RBI's scientific connections explain its rapid launch. The reputation of one of its founders, Human Genome Sciences Chairman and CEO William A. Haseltine, helped attract $10 million from venture capitalists. Other scientists flocked to the startup thanks to the involvement of a second founder, Karl O. Stetter of Germany's University of Regensburg, a top expert in extremophiles.

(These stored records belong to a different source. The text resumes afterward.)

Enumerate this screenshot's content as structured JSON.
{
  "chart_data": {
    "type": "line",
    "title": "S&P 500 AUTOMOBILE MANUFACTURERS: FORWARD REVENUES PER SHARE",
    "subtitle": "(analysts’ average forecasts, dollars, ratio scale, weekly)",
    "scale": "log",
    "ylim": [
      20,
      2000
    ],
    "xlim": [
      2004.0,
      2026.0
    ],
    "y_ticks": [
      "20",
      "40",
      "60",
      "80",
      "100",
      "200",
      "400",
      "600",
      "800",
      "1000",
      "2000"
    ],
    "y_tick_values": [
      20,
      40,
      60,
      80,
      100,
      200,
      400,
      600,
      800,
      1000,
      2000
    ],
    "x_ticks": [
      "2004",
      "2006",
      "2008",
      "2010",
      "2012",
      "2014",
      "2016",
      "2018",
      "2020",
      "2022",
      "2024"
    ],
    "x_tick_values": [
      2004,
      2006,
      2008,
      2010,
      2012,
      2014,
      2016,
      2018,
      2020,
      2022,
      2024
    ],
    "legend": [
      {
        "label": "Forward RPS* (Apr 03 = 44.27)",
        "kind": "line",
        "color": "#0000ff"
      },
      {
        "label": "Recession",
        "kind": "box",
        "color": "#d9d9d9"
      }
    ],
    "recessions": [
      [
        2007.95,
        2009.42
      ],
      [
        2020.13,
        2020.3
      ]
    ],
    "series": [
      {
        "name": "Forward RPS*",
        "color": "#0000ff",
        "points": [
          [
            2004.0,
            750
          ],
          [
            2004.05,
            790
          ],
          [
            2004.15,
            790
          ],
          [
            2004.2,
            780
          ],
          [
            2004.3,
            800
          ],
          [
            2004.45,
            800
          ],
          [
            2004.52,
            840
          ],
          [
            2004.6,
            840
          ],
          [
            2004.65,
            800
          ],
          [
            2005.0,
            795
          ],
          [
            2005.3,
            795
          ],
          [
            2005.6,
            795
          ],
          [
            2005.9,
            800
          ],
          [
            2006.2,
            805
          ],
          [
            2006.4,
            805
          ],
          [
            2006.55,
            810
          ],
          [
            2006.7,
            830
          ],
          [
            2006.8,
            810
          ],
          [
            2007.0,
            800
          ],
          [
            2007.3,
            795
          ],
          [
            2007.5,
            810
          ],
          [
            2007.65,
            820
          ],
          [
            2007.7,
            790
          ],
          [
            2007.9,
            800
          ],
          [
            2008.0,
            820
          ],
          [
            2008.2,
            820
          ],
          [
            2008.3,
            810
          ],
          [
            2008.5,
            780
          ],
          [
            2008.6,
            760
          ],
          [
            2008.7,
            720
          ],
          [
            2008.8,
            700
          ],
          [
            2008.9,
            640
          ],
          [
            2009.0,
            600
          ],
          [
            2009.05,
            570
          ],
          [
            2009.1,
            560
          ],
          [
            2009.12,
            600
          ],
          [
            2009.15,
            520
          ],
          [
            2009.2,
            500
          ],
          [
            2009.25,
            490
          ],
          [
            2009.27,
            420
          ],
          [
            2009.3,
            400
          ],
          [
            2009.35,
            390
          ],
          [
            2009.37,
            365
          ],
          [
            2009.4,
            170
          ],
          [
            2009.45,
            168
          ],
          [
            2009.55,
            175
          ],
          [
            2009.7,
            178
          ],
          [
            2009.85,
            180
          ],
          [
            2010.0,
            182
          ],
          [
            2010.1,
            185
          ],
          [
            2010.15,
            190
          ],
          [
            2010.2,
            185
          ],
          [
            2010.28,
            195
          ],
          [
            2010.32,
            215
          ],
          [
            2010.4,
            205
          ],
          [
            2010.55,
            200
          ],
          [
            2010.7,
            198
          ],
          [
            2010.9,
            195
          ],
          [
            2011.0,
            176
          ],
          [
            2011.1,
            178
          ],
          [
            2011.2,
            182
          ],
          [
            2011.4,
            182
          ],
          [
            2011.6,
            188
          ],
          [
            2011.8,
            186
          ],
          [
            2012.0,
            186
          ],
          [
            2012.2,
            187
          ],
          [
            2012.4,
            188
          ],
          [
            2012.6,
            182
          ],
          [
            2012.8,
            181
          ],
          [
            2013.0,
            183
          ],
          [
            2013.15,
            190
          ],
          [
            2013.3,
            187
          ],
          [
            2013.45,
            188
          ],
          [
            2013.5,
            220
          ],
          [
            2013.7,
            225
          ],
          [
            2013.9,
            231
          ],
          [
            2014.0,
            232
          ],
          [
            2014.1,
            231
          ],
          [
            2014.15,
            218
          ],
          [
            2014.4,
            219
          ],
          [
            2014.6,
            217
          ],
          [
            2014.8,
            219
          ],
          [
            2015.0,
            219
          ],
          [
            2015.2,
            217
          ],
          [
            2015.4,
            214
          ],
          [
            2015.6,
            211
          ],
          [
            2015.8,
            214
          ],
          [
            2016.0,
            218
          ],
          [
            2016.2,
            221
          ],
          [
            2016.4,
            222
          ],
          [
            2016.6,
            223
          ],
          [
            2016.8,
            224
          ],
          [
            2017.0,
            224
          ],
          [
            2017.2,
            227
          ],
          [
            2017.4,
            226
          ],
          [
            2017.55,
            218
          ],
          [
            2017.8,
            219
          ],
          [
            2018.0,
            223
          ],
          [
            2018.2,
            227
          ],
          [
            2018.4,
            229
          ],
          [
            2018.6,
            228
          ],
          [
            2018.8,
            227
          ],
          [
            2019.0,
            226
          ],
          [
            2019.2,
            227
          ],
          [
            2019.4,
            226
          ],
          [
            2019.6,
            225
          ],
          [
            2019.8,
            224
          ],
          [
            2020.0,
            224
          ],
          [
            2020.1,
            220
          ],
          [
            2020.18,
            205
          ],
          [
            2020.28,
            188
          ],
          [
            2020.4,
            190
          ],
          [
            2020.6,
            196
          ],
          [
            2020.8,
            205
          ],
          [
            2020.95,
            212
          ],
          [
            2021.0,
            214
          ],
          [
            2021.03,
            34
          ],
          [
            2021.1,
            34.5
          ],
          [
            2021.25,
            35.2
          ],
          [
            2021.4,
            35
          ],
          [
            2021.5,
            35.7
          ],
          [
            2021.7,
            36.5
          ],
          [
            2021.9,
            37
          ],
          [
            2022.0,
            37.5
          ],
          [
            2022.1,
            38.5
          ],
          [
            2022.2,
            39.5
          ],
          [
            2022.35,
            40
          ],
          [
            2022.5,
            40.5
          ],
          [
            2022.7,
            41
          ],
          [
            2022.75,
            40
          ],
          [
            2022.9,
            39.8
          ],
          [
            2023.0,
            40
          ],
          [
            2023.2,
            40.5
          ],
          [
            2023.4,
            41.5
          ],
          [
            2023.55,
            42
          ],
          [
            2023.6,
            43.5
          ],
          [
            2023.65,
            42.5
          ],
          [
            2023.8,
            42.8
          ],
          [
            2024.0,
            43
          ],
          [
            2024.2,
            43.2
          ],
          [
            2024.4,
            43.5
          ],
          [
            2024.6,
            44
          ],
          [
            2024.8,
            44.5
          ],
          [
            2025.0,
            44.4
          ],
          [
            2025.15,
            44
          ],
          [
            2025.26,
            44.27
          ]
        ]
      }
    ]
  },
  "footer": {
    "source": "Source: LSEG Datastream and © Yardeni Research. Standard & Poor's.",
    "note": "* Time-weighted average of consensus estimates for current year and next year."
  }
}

RBI anticipates applications for its new enzymes across a sweep of industries, from agriculture to oil production (table). Searching for an enzyme that could help extract petroleum from deep in the earth, North Carolina State University chemical-engineering professor Robert M. Kelly, an RBI adviser, turned to an enzyme from a microbe that functions at temperatures up to 248F--above the boiling point of water. He and RBI are talking with several oil field service companies that want to license the technology.
Medicine is another target market. Therapeutic enzymes--including clot-busters such as streptokinase--already account for roughly half the $2.5 billion world market for enzymes. Of course, drugs and routine biomedical tests don't need to function in raging heat or corrosive chemical environments. But the high stability of enzymes from extremophiles could lead to improved versions of enzyme-based therapies.
QUICK STUDY. Such hopes have helped RBI land some big partners, including chemical and equipment giant Hercules Inc. David A. Simpson, Hercules' director of new-technology initiatives, hopes a collaboration with RBI may lead to new techniques for cleaning up industrial pollution, for example. Because 99.9% of all microbial life remains unexplored, Simpson anticipates plenty of startling and useful discoveries.
To tailor enzymes for industry, RBI turned to California Institute of Technology chemical engineering professor Frances H. Arnold. Brought on as a consultant, she tutored RBI's engineers in a technique for mutating specific bits of DNA to produce desired characteristics--a method RBI's Marrs calls "directed evolution." By forcing DNA that codes for a high-temperature enzyme through repeated, rapid mutations, each time selecting offspring that can function in slightly cooler environments, RBI can create enzymes that are active at room temperatures but have the stability of proteins from extremophiles.
In this very technology, though, some see a threat to RBI's long-term agenda. The principles of directed evolution are well-understood by other scientists and engineers. Taken to its logical extreme, the approach could create enzymes that operate in any environment and obviate the need to findnew extremophiles.
A technique known as chemical cross-linking could also rival RBI's approach. By tinkering with the crystalline structure of highly purified enzymes, engineers at Cambridge (Mass.) startup Altus Biologics say they have bestowed stability on molecules similar to those of natural enzymes from extreme settings.
Even if its approach does win out, RBI won't have the field to itself. Scientists at Roche point out that the first commercial enzyme isolated from an extremophile is Taq polymerase--a molecule that helps amplify trace quantities of DNA. This molecule became the basis of a major scientific tool called polymerase chain reaction, which is used, among other things, for DNA "fingerprinting." Roche owns the rights to this enzyme and is exploring other useful proteins isolated from extremophiles.
Nonetheless, RBI's stable of peripatetic academic collaborators gives it an edge. Their message: Keep exploring. After two years scrutinizing the structure of high-temperature enzymes, RBI adviser Michael W.W. Adams, a University of Georgia biochemist, concludes that there are no effective shortcuts to finding them in nature. "If you want highly stable enzymes, you must go to the extreme environments," he says. Nature's bounty, it seems, abides in its black smokers, steam vents, and salt lakes.